They are having to wait 3 or 4 days to figure out whether they
have got it and then travel a long distance to get there. So
why would that be a logistical problem? If you are building
these units, why would you not put the diagnostics along with
the treatment unit?
Mr. Lumpkin. Because it takes longer to get a diagnostic
capability in country to have a robust laboratory capability
than it does to get an ETU running. To get it configured,
trained and everybody in, it takes time.
Mr. Meadows. So what you are saying is we are not going to
collocate these.
Mr. Lumpkin. That isn't what I am saying at all. I am
saying, from my experience on the ground, the goal is always to
get them as close as possible. But if you can't get one at each
one, if there are two ETUs that are 15 miles away, if you can
get it in the middle, you do, in order to make that limited
resource of these diagnostic capabilities go as far as
possible.
Mr. Meadows. So do you concur that is the best plan, Dr.
Shah?
Mr. Shah. I think the best plan is to have as much
laboratory capability as possible.
Mr. Meadows. Well, we are asking for $7 billion here, and
diagnostics--that that component of it is a very minute
component of that. And so if you are asking for $7 billion, why
could you not collocate?
Mr. Shah. We will--I will get back to you with a more
specific answer about going forward, but right now, we have
three that are collocated, one in Lofa County, one in Bong
County, and one in Monrovia, and those collocations----
Mr. Meadows. Out of how many treatment units?

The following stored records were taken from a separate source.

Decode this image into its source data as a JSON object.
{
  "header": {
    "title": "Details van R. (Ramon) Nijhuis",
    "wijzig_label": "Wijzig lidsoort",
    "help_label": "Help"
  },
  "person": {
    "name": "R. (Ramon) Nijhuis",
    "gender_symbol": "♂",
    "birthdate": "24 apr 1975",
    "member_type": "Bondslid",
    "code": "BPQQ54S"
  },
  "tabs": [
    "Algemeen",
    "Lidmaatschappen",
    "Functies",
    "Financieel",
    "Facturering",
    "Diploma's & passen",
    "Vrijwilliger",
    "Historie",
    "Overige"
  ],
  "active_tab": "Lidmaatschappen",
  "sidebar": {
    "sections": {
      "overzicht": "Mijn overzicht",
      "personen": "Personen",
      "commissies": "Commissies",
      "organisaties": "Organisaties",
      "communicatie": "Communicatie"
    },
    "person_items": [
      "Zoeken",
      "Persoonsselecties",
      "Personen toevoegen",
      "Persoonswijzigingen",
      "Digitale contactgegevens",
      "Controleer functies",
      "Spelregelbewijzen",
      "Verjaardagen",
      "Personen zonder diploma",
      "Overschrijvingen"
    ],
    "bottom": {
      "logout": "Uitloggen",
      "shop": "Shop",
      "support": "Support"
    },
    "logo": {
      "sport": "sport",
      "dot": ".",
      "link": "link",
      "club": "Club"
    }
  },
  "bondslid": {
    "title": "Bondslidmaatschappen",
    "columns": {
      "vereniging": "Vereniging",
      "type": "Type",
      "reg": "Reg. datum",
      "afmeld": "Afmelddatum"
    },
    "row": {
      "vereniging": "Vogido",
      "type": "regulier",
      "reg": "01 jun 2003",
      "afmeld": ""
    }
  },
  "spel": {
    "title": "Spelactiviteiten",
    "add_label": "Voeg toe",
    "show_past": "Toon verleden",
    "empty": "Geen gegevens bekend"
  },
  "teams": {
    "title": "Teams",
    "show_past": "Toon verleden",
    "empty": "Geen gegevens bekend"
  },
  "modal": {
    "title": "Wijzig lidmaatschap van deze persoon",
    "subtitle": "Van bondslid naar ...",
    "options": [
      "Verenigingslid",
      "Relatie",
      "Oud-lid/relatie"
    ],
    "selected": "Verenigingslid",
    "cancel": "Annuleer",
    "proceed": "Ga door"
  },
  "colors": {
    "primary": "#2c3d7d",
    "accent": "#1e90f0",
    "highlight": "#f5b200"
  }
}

Mr. Shah. That are operational? I think seven are
operational in that area right now.
Mr. Meadows. Well, I show 20 ETU units in Liberia. Is that
not correct?
Mr. Shah. They are not operational. You have seven
operational ETUs.
Mr. Meadows. So we have seven operational, three that are
collocated----
Mr. Shah. Three----
Mr. Meadows. But when the others come on line, they will--
--
Mr. Shah. Our goal will be to get as much lab capacity
projected, and we have a synchronization matrix. I will have
the team go through and identify how many will have
collocated----
Mr. Meadows. Okay, I am out of time, but I would ask you to
get back to this committee on why we can't do that.
Mr. Shah. It is an excellent point. Both the assistant
secretary and I agree with the basic point.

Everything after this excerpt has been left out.